A FESTA DA PADROEIRA: NOSSA SENHORA DAS CANDÉIAS. (1)
Chegando mais gente, gente. A gente de Palmares se atrasara, a chuva. “Como tem chovido”, diziam tantos. Ao longe – cantorias, tambores…
Pela estrada muitos negros: “incorrigíveis andam a estrada inteira dançando; dançando no areal, na lama; andando, dançando e cantando, batendo palmas; quem já se viu.?.. E vão chegando. Tambores rufando; de todos os tamanhos, exagero; pintados, coloridos; tudo pintado – roupas, saias, vestidos; até as crianças, sainhas coloridas, pintadinhas, dançando..”
Padres, comerciantes, nobres – comentando, gesticulando, impotentes diante do poderio de Palmares. “Nem Nassau, nem a Espanha, nem Portugal. E vejam como andam – batendo mão com mão e dizem que é palmas….. Por que tanta alegria,” – comentavam…
– Que coisa – “índio bate “palmas” com os pés – tubum, tubum…. negros com as mãos – um alarido isto sim,” – diziam os mais agastados.
A Praça já está cheia, enfeitada. O poder da Santa como que a desafiar o poder de Porto Calvo. As praças entupidas de gente, um burburim. Uns queriam ver o uniforme do Gal. Zumbi: ” Uniforme bordado com ouro. Muito ouro. A faixa do peito, toda de ouro; nos ombros, os penduricalhos de ouro. O Gal. não usava chapéu, ao contrário do Rei Ganga Zumba”, comentavam – “é, mas você já viu que negro não usa chapéu”, explicava alguém melhor observador.
A festa de Na. Sra. das Candeias era o palco, o momento, que melhor refletia o estado de espírito do povo de Porto Calvo, de Recife, de Olinda, de Salvador: O medo era duplo – medo da vitória dos negros era igual ao medo da derrota de Palmares. Eles, “os negros de Palmares, tem sido a ameaça e o freio à gula de Portugal, da Europa. Zumbi era a um só tempo – o Gal. Zumbi e o Chiquinho do Padre. Boas lembranças e medo conviviam em tantos. “Falam que é muito poderoso”, suscitavam ….
Tanta gente indo a praça para ver o General Zumbi, para outros apenas o Chiquinho do Padre….. “Largou tudo, pra ir pra guerra”…… Mas não tinha jeito – o Mundo dividido, tri-partido – brancos dum lado, negros de outro, na ribanceira índios. Índios ali, como animal de ceva – Ora matam, oram os deixam viver; matança no mato, corpos jogados……

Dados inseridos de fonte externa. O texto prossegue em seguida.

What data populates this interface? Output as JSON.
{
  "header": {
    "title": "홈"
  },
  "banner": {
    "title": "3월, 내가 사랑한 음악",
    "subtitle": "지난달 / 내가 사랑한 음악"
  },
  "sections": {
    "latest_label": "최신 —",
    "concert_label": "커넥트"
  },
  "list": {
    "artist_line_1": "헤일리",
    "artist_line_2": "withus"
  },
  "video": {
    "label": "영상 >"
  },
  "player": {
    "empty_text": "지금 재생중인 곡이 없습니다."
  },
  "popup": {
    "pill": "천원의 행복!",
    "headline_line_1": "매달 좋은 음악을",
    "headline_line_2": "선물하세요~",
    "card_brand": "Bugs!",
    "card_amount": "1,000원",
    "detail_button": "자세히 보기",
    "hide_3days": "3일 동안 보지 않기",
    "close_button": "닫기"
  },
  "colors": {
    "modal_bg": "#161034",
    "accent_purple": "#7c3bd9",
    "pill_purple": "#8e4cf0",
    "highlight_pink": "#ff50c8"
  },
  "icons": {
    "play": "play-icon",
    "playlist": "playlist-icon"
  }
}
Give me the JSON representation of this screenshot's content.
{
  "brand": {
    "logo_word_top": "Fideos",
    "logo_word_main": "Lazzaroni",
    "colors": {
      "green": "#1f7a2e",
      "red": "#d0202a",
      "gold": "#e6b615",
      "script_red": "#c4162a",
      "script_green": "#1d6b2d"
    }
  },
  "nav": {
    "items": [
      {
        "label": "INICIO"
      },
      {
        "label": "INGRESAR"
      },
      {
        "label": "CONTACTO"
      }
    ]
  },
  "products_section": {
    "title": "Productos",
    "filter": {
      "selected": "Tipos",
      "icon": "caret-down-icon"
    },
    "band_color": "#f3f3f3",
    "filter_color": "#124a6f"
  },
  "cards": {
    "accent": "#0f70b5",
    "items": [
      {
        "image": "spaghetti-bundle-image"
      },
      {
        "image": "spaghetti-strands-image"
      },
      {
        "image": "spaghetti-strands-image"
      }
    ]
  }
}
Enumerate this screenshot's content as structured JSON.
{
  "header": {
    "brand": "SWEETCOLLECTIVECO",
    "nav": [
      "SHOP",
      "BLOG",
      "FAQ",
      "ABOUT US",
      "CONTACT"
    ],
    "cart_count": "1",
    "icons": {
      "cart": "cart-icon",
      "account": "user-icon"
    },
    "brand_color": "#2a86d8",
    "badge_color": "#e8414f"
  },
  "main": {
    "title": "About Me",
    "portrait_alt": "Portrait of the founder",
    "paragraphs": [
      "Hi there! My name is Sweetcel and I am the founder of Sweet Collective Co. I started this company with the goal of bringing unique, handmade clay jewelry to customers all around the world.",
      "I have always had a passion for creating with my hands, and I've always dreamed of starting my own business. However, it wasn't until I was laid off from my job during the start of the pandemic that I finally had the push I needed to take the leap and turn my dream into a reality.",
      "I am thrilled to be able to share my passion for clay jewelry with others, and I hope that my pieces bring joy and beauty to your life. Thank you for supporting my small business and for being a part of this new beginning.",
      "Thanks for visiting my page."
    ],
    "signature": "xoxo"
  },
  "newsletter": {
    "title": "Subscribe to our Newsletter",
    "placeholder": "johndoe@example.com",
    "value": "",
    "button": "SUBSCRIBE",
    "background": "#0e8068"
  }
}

– E o bem dito, vozes ecoam, “e como canta bonito”, a Santa gosta – do seu Bem-Dito:
-“ Bem dito louvado seeeejaaaaaaaaaaaaaaaaa
A luz que nos alumeeeeeeeiaaaaa;
– Valei-me oh! Nossa Senhoraaaa;
Ôh, Mãe de Deus das Candeias…..”. E a repetição das vozes por fora..
As vozes que estão dentro da igreja saem, rumo a praça, benzer o povo – “ Valeeeei-me….”
As vozes da praça entram na igreja, benzer os que estão dentro……. “ Ôh mãeeeee…”
“Aqueles são apenas negros, não são escravos, nem”forros”, nem nada. Somente negros. Ali, tudo misturado. O governador ali perto, sem falar nada. Negros – enfeitados, brilhando, brilhantes, malacacheta pregada no corpo, na testa, nas roupas. Malacacheta de tudo em que é cor. Um arco ires, brilhando, encandeando a todos. As menininhas brilhando, as sainhas cheias de malacacheta, fios de ouro; que nada, até os machinhos, roupinhas pintadas, uns até com fio de ouro. diziam… E as roupas tudo pintadas, estampas bonitas, cores vivas, brilhando – malacachetas pregadas…. “Há comentários sobre o ouro”. O ouro que irá destruir Palmares.
Na chegada, entra na igreja, tanto brilho no corpo, na testa, nas roupas, até a Santa se encandeou. E olha Na. Sra. Das Candeias, Santa de safadeza” – comentavam…
“Ah não fosse Palmares, ai de nós”.. Fintas…!!! Fintas. Pra tudo fintas…..
Na Praça, cantam, fazem roda, cantiga de roda, jogada de versos – “Dona Mariana” = Lava, lava, lavadeira; lava a roupa de tua sinhá….; uma trôcha de roupa assim…… (ou: o momento sonhado)
* (1)Texto extraído, com modificações, de ZUMBI NA RODA, um ABC para Jorge Amado. (teatro) do mesmo autor.